From Construction Forum STL:
by Tom Finan, Executive Director, Construction Forum STL
There’s a new book out “The Next American City: The Big Promise of Our Midsize Metros” that begins its story with a wakeup call. The author is Nick Cornett, former four-term mayor of Oklahoma City. Cornett writes that the rude awakening for his city was losing a major United Airlines facility to Indy — not for lack of incentives but because — well, who would want to live in Oklahoma City?
“Oklahoma City was an incredible place to live . . . if you were a car,” Cornett wrote.
What followed was a wave of privately-funded development designed to make “OKC” more liveable at human scale, including putting water in a dry river and building a network of people-oriented cycling and walking corridors. This focus on connecting people to their cities and neighborhoods through green space is driving development in cities around the country
On Sept. 27 the Urban Land Institute St. Louis District Council hosted a panel discussion on “The Path to Trail Oriented Development.” The panel was moderated by Paul Vogl, project manager, planning for Great Rivers Greenway. Other Panel participants were Janet Attarian, deputy director of planning, City of Detroit; Jake Dietrich, director of development for Milhaus, an Indianapolis private developer; and SJ Morrison, director of marketing and planning, Madison County (IL) Transit.

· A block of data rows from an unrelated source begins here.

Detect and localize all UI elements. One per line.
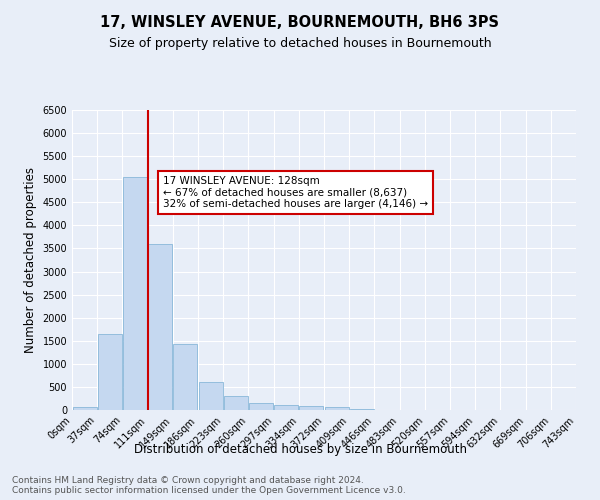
Bar (199, 382, 223, 410)
Bar (224, 396, 248, 410)
Bar (325, 408, 349, 410)
Text: Size of property relative to detached houses in Bournemouth: Size of property relative to detached ho… (109, 38, 491, 51)
Bar (299, 406, 323, 410)
Text: 17, WINSLEY AVENUE, BOURNEMOUTH, BH6 3PS: 17, WINSLEY AVENUE, BOURNEMOUTH, BH6 3PS (101, 15, 499, 30)
Text: 17 WINSLEY AVENUE: 128sqm
← 67% of detached houses are smaller (8,637)
32% of se: 17 WINSLEY AVENUE: 128sqm ← 67% of detac… (163, 176, 428, 209)
Y-axis label: Number of detached properties: Number of detached properties (24, 167, 37, 353)
Bar (173, 344, 197, 410)
Bar (148, 244, 172, 410)
Bar (274, 404, 298, 410)
Bar (123, 177, 147, 410)
Text: Contains HM Land Registry data © Crown copyright and database right 2024.
Contai: Contains HM Land Registry data © Crown c… (12, 476, 406, 495)
Text: Distribution of detached houses by size in Bournemouth: Distribution of detached houses by size … (133, 442, 467, 456)
Bar (249, 403, 273, 410)
Bar (98, 334, 122, 410)
Bar (73, 406, 97, 410)
Bar (350, 408, 374, 410)
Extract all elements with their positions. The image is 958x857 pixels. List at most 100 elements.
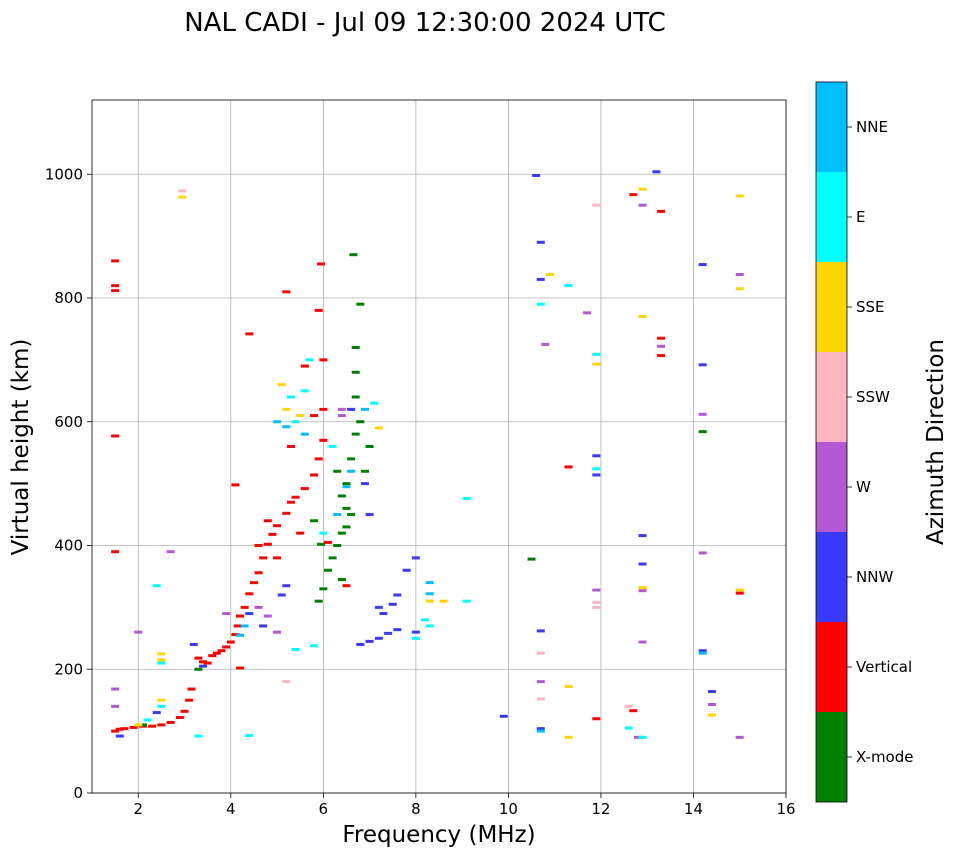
data-point: [319, 358, 328, 362]
data-point: [319, 587, 328, 591]
data-point: [277, 593, 286, 597]
data-point: [286, 395, 295, 399]
data-point: [143, 718, 152, 722]
data-point: [328, 445, 337, 448]
data-point: [199, 660, 208, 664]
data-point: [226, 640, 235, 644]
data-point: [536, 240, 545, 244]
data-point: [379, 612, 388, 616]
data-point: [245, 733, 254, 737]
data-point: [259, 556, 268, 560]
data-point: [111, 687, 120, 691]
data-point: [629, 193, 638, 197]
data-point: [698, 430, 707, 434]
data-point: [249, 581, 258, 585]
data-point: [657, 344, 666, 348]
data-point: [583, 311, 592, 315]
y-tick-label: 1000: [45, 165, 83, 183]
data-point: [536, 680, 545, 684]
colorbar-tick-label: E: [856, 208, 865, 226]
data-point: [360, 469, 369, 473]
data-point: [178, 195, 187, 199]
data-point: [592, 203, 601, 207]
y-tick-label: 400: [54, 537, 83, 555]
data-point: [175, 716, 184, 720]
data-point: [638, 187, 647, 191]
data-point: [698, 263, 707, 267]
data-point: [317, 542, 326, 546]
data-point: [360, 407, 369, 411]
colorbar-tick-label: SSW: [856, 388, 890, 406]
data-point: [536, 629, 545, 633]
data-point: [333, 544, 342, 547]
data-point: [349, 253, 358, 257]
data-point: [134, 723, 143, 727]
data-point: [652, 170, 661, 174]
data-point: [263, 614, 272, 618]
data-point: [254, 544, 263, 547]
data-point: [240, 605, 249, 609]
data-point: [157, 652, 166, 656]
data-point: [592, 717, 601, 721]
data-point: [310, 414, 319, 418]
data-point: [347, 407, 356, 411]
data-point: [356, 420, 365, 424]
colorbar: X-mode Vertical NNW W SSW SSE E NNE: [815, 81, 913, 803]
data-point: [300, 432, 309, 436]
data-point: [342, 506, 351, 510]
data-point: [592, 605, 601, 609]
data-point: [319, 407, 328, 411]
data-point: [263, 542, 272, 546]
data-point: [333, 469, 342, 473]
data-point: [157, 723, 166, 727]
data-point: [707, 713, 716, 717]
data-point: [282, 425, 291, 429]
data-point: [317, 262, 326, 266]
data-point: [351, 346, 360, 349]
colorbar-tick-label: W: [856, 478, 871, 496]
data-point: [282, 584, 291, 588]
data-point: [342, 485, 351, 489]
data-point: [187, 687, 196, 691]
x-tick-label: 4: [226, 800, 236, 818]
colorbar-frame: [815, 81, 848, 803]
data-point: [337, 407, 346, 411]
data-point: [425, 581, 434, 585]
data-point: [203, 661, 212, 665]
data-point: [536, 727, 545, 731]
colorbar-segment: [816, 712, 847, 802]
data-point: [698, 551, 707, 555]
data-point: [337, 531, 346, 535]
data-point: [282, 290, 291, 294]
data-point: [347, 513, 356, 517]
data-point: [638, 534, 647, 538]
data-point: [282, 407, 291, 411]
x-tick-label: 16: [776, 800, 795, 818]
data-point: [374, 636, 383, 640]
data-point: [189, 643, 198, 646]
data-point: [421, 618, 430, 622]
x-axis-ticks: 2 4 6 8 10 12 14 16: [133, 793, 796, 818]
data-point: [277, 383, 286, 387]
data-point: [296, 414, 305, 418]
y-tick-label: 200: [54, 660, 83, 678]
data-points: [111, 170, 744, 739]
data-point: [254, 571, 263, 575]
data-point: [273, 556, 282, 560]
data-point: [342, 482, 351, 486]
data-point: [592, 473, 601, 477]
data-point: [111, 550, 120, 554]
data-point: [592, 454, 601, 458]
data-point: [425, 599, 434, 603]
data-point: [166, 720, 175, 724]
data-point: [374, 605, 383, 609]
data-point: [536, 651, 545, 655]
data-point: [735, 735, 744, 739]
data-point: [624, 726, 633, 730]
data-point: [115, 734, 124, 738]
data-point: [180, 709, 189, 713]
data-point: [411, 556, 420, 560]
colorbar-tick-label: Vertical: [856, 658, 912, 676]
data-point: [536, 277, 545, 281]
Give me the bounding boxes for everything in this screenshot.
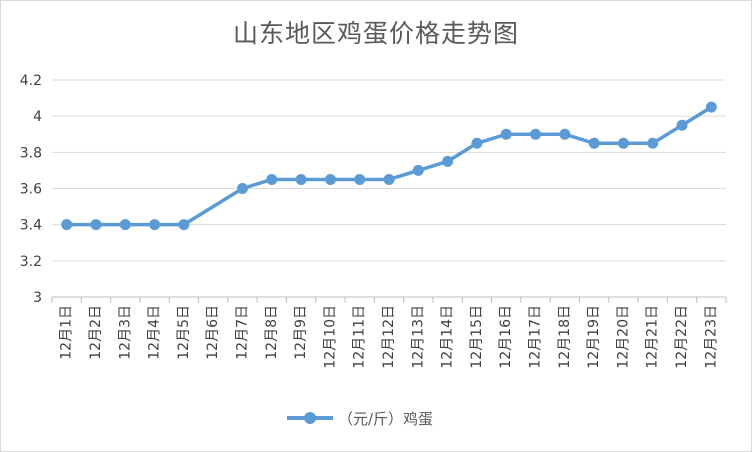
x-tick-label: 12月1日 [59,305,75,360]
data-point [236,183,248,194]
data-point [119,219,131,231]
x-tick-label: 12月8日 [264,305,280,360]
data-point [617,137,629,149]
legend-marker-icon [304,412,316,424]
x-tick-label: 12月13日 [410,305,426,369]
x-tick-label: 12月14日 [440,305,456,369]
x-tick-label: 12月12日 [381,305,397,369]
series-layer [61,101,717,231]
data-point [647,137,659,149]
x-tick-label: 12月4日 [147,305,163,360]
y-axis-ticks: 3 3.2 3.4 3.6 3.8 4 4.2 [20,73,42,306]
data-point [61,219,73,231]
x-tick-label: 12月2日 [88,305,104,360]
y-tick-label: 3 [33,290,42,306]
y-tick-label: 4 [33,109,42,125]
data-point [559,128,571,140]
data-point [324,173,336,185]
x-tick-label: 12月23日 [703,305,719,369]
data-point [383,173,395,185]
data-point [412,164,424,176]
data-point [676,119,688,131]
x-tick-label: 12月3日 [117,305,133,360]
x-tick-label: 12月7日 [234,305,250,360]
y-tick-label: 3.6 [20,182,42,198]
x-tick-label: 12月21日 [645,305,661,369]
x-tick-label: 12月22日 [674,305,690,369]
y-tick-label: 3.2 [20,254,42,270]
y-tick-label: 3.4 [20,218,42,234]
x-tick-label: 12月11日 [352,305,368,369]
x-tick-label: 12月19日 [586,305,602,369]
data-point [178,219,190,231]
x-tick-label: 12月18日 [557,305,573,369]
x-tick-label: 12月16日 [498,305,514,369]
x-tick-label: 12月20日 [615,305,631,369]
chart-title: 山东地区鸡蛋价格走势图 [232,19,519,48]
x-tick-label: 12月17日 [528,305,544,369]
y-tick-label: 4.2 [20,73,42,89]
data-point [90,219,102,231]
data-point [149,219,161,231]
data-point [354,173,366,185]
data-point [295,173,307,185]
x-tick-label: 12月6日 [205,305,221,360]
x-tick-label: 12月15日 [469,305,485,369]
data-point [530,128,542,140]
data-point [500,128,512,140]
series-line [66,105,713,227]
x-axis [51,296,727,303]
data-point [705,101,717,113]
data-point [588,137,600,149]
gridlines [52,79,726,262]
x-tick-label: 12月5日 [176,305,192,360]
legend-label: （元/斤）鸡蛋 [338,410,433,428]
legend: （元/斤）鸡蛋 [287,410,433,428]
data-point [471,137,483,149]
data-point [266,173,278,185]
data-point [442,155,454,167]
x-tick-label: 12月9日 [293,305,309,360]
x-axis-ticks: 12月1日 12月2日 12月3日 12月4日 12月5日 12月6日 12月7日 12月8日… [59,305,720,369]
y-tick-label: 3.8 [20,145,42,161]
x-tick-label: 12月10日 [322,305,338,369]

In the STL region Great Rivers Greenway (GRG) is leading an effort to connect the Central Corridor from Forest Park with the riverfront and North with South St. Louis with the Chouteau Greenwayprogram. GRG, founded in 2000, has built 16 greenway, completing 54 projects that represent 121 miles of greenway. It has collaborated with over 250 partners in the process, including on the CityArchRiver project.

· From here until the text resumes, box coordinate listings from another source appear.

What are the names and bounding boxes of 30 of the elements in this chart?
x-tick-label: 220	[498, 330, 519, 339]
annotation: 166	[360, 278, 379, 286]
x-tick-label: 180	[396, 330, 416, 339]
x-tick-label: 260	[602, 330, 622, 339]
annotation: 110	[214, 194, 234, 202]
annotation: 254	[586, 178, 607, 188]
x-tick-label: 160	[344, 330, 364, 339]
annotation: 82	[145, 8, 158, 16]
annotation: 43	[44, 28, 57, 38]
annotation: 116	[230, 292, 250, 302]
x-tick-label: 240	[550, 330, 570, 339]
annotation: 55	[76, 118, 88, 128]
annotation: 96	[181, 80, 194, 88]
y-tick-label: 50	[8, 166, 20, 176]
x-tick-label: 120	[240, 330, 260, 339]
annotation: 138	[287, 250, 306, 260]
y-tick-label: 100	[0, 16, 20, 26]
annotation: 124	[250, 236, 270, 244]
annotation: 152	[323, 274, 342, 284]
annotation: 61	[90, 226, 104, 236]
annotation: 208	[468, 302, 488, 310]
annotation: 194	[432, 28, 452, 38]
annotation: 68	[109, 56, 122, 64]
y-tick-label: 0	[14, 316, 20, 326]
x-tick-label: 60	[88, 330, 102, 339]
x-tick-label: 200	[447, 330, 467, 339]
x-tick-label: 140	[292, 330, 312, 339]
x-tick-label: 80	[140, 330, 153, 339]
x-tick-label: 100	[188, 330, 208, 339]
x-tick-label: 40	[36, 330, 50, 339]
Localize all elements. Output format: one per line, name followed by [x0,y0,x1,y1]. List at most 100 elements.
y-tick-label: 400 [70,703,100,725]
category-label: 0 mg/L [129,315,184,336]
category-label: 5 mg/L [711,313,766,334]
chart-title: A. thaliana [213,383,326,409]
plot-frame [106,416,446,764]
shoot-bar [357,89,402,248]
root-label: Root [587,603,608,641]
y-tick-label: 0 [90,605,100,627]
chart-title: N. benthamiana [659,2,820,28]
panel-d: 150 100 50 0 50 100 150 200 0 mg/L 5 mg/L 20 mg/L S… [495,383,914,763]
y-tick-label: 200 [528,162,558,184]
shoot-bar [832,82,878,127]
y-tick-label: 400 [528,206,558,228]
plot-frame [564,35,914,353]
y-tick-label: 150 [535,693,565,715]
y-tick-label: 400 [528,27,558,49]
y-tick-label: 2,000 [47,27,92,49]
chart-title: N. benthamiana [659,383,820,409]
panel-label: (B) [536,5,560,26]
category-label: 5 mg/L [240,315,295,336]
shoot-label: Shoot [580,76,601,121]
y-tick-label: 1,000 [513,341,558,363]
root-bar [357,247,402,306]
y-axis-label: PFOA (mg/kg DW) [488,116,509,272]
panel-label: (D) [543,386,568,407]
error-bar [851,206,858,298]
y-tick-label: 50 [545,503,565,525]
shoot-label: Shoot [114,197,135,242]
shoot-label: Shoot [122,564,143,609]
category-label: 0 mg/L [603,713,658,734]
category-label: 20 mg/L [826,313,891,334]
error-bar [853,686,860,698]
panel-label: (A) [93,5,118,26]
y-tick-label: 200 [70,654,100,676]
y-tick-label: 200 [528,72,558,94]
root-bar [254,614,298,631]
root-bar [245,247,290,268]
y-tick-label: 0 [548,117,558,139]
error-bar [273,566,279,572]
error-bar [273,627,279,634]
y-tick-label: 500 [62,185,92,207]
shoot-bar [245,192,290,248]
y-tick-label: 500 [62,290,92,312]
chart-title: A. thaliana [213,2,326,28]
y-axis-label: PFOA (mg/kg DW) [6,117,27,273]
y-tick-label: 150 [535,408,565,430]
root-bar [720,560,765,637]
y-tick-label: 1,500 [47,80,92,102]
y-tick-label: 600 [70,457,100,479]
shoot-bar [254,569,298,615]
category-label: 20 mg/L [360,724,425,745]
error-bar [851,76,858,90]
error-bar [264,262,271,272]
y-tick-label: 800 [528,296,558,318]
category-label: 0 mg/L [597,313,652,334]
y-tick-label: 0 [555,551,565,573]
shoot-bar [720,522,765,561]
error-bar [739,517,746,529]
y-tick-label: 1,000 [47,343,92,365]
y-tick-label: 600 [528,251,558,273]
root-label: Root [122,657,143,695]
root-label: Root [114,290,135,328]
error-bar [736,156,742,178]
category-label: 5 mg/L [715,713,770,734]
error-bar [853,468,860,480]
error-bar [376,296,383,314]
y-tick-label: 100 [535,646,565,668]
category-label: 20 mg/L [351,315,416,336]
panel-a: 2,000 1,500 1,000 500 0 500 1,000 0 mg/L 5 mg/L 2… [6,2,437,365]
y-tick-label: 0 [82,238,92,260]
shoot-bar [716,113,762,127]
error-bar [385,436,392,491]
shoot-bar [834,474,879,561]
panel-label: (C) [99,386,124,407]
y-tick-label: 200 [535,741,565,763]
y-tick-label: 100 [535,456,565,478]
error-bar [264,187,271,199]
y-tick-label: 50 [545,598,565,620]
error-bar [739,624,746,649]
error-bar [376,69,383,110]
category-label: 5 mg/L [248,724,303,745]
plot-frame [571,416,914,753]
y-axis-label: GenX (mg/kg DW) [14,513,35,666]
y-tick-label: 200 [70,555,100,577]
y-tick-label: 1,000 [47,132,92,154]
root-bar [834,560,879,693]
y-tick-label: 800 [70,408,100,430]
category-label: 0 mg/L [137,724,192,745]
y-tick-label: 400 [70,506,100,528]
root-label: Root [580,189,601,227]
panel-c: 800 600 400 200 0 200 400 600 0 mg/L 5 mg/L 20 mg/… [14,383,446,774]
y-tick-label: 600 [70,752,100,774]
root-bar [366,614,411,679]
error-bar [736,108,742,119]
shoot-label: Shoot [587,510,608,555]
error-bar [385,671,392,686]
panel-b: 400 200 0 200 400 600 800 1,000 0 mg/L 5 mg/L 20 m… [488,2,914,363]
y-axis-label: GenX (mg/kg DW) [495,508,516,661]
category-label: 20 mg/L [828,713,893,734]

Twenty Minute Neighborhoods
Detroit’s Janet Attarian came to the Motor City after 20 years in Chicago. In Chicago she gained international recognition for her expertise in the power of green space to transform cities. She would need every bit of that knowledge in Detroit. With Detroit’s inability to raise bonding financing the focus began with the capitalizing on other assets, such vibrant neighborhoods within the community and an existing “bicycle culture”.